At this week’s Dropbox Hack, a team of engineers looked to art to inspire life, creating their own ‘pied piper’ image compression algorithm, as per the TV show Silicon Valley.
Daniel Rieter Horn’s project – which actually consists of nine engineers in total – has already produced an algorithm that can reduce image file sizes by 22pc with no discernable drop off in quality.
Next up is video compression, with his idea coming straight off the small screen, with one storyline in Silicon Valley revolving around this type of project.
Pied Piper built during @Dropbox Hack Week. Lossless video compression that saves 4% of storage space & > $10mm / yr. pic.twitter.com/Mjq0wxUnrU
— Leah Culver (@leahculver) August 22, 2015
Hack Weeks in tech firms are largely ways for staff to think outside the structural parameters of their workplace. However, sometimes what emerges may result in practical, financially rewarding alternatives for employers.

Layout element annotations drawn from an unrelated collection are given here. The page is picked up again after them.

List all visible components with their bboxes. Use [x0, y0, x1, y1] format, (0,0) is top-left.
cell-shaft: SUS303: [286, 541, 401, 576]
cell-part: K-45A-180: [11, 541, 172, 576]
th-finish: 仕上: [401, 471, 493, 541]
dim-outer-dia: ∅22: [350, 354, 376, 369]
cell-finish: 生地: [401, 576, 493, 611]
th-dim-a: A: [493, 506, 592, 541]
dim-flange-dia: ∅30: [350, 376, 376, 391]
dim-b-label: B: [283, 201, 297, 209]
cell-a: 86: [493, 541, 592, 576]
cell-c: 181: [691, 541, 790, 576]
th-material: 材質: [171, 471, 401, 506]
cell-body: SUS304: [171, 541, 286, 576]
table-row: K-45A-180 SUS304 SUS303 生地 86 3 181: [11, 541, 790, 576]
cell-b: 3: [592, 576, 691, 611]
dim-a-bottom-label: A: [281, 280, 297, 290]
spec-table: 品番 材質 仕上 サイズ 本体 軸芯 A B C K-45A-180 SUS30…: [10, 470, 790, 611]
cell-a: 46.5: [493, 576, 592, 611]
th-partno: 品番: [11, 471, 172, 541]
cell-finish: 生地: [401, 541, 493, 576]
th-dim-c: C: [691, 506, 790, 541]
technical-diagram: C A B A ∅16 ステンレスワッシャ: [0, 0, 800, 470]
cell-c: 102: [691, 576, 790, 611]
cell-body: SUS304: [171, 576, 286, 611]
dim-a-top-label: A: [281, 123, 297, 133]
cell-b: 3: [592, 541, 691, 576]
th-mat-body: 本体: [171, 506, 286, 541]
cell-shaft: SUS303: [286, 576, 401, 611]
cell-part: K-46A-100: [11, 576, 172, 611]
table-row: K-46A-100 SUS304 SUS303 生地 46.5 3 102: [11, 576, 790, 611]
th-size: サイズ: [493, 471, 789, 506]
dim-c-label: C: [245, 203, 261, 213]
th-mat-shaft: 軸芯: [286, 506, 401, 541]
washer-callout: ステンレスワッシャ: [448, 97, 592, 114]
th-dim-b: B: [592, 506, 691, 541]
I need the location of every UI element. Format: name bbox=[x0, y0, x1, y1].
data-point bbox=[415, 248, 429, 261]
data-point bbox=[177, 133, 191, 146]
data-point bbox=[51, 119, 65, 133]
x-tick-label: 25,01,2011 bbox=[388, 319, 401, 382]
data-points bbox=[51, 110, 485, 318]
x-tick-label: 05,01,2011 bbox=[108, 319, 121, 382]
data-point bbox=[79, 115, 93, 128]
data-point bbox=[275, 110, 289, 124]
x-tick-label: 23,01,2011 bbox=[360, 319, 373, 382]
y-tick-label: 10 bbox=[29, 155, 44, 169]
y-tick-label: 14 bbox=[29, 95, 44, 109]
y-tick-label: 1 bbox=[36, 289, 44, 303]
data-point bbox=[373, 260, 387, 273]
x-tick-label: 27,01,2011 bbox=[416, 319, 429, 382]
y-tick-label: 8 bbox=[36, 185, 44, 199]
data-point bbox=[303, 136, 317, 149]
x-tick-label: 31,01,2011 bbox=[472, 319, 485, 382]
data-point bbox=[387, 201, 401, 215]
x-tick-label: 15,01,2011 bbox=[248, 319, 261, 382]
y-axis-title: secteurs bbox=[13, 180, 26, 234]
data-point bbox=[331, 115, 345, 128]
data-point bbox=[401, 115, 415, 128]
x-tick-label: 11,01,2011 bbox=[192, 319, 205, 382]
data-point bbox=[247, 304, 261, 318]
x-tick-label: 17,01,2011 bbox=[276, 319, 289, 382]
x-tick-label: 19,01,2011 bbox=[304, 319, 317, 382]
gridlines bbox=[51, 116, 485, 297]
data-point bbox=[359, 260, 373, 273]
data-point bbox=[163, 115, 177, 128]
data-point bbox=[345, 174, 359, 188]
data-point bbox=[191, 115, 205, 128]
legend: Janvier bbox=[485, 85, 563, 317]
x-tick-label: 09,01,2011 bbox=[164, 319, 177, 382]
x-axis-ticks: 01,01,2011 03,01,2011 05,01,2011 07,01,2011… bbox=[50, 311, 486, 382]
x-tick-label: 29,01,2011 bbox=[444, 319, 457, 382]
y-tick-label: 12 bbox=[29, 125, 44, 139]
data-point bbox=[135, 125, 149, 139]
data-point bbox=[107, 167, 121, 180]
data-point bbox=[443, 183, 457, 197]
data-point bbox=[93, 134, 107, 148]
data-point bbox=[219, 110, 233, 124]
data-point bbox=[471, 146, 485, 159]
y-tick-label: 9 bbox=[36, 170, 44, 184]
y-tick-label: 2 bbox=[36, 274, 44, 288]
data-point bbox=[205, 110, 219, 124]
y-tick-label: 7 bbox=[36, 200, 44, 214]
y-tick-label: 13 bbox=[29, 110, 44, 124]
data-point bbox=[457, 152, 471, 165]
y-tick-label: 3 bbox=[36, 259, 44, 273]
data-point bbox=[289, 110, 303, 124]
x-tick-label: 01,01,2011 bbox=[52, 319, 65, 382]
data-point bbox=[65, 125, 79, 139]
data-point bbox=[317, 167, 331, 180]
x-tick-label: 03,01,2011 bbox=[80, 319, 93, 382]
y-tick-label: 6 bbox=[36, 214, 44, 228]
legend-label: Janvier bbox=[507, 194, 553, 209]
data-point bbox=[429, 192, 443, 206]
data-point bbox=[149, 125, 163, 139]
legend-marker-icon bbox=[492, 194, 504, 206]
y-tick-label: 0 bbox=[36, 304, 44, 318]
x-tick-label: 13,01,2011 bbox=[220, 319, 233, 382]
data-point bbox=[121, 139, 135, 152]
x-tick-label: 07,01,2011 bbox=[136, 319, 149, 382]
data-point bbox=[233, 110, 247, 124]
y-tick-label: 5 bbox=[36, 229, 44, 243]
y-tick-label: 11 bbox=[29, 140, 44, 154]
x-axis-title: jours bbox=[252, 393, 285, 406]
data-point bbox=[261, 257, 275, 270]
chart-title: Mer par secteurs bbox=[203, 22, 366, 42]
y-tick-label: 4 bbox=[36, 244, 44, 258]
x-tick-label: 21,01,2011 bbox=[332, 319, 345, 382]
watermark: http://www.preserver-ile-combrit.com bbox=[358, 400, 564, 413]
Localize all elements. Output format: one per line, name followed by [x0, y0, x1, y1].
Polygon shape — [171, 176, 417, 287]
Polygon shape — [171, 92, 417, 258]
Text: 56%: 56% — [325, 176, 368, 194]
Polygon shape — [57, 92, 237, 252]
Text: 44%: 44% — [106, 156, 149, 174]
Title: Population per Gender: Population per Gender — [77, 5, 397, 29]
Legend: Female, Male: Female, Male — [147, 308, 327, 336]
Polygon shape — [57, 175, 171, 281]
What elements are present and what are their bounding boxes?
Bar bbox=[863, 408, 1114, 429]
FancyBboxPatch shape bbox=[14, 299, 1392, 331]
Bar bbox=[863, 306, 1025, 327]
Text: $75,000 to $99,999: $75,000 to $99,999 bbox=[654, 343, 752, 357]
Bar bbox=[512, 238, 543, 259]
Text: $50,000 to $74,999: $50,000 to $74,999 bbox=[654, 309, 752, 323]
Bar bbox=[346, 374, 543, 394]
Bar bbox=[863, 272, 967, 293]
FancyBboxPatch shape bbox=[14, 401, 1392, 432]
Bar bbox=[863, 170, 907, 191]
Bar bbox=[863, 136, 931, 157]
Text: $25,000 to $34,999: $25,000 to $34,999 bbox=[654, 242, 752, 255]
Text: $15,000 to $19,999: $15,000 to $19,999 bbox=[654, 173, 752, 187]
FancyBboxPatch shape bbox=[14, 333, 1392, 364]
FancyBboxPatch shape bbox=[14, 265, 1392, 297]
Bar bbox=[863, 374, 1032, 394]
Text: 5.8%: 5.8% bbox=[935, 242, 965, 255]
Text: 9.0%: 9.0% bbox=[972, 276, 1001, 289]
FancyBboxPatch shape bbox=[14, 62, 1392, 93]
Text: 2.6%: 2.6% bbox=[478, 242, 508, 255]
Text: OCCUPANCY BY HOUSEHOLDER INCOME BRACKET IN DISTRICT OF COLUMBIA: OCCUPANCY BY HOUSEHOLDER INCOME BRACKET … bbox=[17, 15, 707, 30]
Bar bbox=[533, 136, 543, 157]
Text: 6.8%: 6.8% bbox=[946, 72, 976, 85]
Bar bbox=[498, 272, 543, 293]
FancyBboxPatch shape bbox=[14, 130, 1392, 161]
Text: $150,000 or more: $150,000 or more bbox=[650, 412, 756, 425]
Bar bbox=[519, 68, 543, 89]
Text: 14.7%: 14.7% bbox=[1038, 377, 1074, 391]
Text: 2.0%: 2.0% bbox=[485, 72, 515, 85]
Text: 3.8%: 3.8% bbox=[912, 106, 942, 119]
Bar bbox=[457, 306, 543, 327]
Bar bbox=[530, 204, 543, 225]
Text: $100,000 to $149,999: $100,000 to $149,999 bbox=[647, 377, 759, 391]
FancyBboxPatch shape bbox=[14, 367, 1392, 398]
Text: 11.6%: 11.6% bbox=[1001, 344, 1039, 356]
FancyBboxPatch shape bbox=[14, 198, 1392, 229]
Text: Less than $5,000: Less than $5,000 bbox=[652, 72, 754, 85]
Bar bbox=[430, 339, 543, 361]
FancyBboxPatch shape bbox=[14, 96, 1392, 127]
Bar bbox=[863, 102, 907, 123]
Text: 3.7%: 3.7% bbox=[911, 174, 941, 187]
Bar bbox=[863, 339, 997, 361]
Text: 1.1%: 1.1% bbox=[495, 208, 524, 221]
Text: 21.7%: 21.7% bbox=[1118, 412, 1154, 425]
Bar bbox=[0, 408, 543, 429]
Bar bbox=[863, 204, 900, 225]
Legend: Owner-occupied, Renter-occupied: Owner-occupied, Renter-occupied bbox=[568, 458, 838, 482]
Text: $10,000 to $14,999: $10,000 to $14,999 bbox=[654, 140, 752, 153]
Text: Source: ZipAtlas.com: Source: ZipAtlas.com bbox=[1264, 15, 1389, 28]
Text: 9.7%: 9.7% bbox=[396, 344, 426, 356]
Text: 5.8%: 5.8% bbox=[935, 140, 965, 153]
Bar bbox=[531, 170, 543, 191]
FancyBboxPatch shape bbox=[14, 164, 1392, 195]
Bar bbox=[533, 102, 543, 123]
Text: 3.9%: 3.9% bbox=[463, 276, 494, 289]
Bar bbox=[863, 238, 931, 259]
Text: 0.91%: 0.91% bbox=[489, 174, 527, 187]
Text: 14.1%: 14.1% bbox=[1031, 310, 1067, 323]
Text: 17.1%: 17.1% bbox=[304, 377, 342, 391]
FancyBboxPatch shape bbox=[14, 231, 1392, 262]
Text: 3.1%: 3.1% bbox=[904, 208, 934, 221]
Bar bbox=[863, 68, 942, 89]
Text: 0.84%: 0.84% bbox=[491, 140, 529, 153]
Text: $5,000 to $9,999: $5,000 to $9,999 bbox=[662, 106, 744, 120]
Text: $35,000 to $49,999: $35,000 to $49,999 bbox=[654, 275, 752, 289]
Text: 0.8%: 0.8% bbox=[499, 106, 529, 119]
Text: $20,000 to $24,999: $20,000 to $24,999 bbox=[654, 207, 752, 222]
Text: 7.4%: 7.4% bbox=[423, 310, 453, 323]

“The goal for this product is to prove that we can achieve lossless compression for JPEG images and H.264 videos,” explained Horn to Fast Company.
“If successful, we can use this technology to save larger files in even less space.”
Considering Dropbox is there to store content, the reduction of file sizes can make things markedly better.
“I view it as building a greener Dropbox,” Horn said. “Using fewer hard drives to save space means mining fewer minerals to build those hard drives and burning less power to run their supporting machinery.”
It’s open source on GitHub right now.